A SystemVerilog DPI Framework for Reusable Transaction Level Testing, Debug and Analysis of SoC Designs
San Jose, CA, USA
ABSTRACT
Complex system design requires modeling, testing, debug and analysis of many levels of abstraction with varying levels of accuracy. Reuse from previous steps is important at each step of the design verification and each step of the modeling. This paper describes a transaction based framework for reusing tests and modeling based on inter-language function calls (ILFC) using SystemVerilog DPI (Direct Programming Interface) [1] and C.
1. INTRODUCTION
SystemVerilog and SystemVerilog DPI along with ANSI-C can be used to create a reusable framework for verification. C is used to write tests, with hardware models in either C or SystemVerilog depending on modeling accuracy requirements. SystemVerilog DPI is used to connect the C tests and the SystemVerilog models.
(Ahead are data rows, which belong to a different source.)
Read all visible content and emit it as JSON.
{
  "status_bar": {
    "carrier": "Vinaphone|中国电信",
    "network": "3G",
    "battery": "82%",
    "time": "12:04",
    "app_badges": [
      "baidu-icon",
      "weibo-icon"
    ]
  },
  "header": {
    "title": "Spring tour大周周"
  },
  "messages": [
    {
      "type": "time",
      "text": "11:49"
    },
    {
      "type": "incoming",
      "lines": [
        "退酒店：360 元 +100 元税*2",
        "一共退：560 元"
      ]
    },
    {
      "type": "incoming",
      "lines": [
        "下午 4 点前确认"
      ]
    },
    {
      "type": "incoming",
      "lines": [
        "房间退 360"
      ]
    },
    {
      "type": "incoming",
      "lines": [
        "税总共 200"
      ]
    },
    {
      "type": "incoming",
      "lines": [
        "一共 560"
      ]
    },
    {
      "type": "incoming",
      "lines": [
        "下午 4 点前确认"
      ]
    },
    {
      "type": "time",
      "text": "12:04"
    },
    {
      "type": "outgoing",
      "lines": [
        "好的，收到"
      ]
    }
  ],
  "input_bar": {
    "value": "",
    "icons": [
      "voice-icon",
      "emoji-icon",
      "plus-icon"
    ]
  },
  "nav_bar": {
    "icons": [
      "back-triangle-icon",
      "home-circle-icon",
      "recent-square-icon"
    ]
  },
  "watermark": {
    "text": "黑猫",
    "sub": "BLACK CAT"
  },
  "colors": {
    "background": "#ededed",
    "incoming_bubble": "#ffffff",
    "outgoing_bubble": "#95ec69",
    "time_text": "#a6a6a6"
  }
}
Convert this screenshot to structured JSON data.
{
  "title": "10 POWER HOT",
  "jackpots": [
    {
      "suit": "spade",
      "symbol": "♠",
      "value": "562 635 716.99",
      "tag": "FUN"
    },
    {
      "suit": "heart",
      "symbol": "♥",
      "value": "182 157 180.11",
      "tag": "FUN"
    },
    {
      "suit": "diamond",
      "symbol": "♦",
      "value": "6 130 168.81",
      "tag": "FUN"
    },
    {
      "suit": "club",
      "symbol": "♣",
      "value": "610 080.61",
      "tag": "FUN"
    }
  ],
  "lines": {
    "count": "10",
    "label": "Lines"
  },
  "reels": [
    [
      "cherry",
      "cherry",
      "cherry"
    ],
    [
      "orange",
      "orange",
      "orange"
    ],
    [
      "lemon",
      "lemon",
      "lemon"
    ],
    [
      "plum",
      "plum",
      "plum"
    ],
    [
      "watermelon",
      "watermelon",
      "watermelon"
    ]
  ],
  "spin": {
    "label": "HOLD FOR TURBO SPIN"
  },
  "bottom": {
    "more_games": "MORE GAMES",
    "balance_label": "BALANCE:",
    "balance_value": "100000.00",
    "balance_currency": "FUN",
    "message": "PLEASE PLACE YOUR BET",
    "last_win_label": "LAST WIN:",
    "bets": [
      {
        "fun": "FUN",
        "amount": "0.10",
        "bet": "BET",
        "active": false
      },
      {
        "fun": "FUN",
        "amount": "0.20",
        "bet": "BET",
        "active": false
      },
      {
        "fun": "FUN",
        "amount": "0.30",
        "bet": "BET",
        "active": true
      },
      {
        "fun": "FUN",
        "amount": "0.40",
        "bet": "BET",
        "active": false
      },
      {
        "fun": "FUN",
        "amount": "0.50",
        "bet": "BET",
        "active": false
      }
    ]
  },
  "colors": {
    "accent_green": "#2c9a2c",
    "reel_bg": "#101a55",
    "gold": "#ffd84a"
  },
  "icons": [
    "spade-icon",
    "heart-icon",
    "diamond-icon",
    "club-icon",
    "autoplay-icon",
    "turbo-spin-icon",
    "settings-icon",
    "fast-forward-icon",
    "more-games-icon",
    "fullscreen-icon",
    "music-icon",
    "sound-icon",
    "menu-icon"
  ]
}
Figure 1: C tests calling SystemVerilog functions
C is a powerful language to describe functional behavior, but lacks native parallelization and lacks a way to model time. Using SystemVerilog DPI, the native threading and the event and time constructs of SystemVerilog can be accessed as needed from C – allowing the best of C – natural functional description, with the best of SystemVerilog – natural parallelization, time and events.
Figure 2: C tests calling C functions (no timing)
2. MODELING
The decision to use C or SystemVerilog to model a component of a system is largely dependent on the detailed timing accuracy required in the model. As design and verification proceeds, continuous refinement will guarantee that mixed language and mixed accuracy models will always be present [11]. It will be important to allow models with varying timing abstractions – such as OSCI PV, PVT, CA and high level un-timed models to operate together.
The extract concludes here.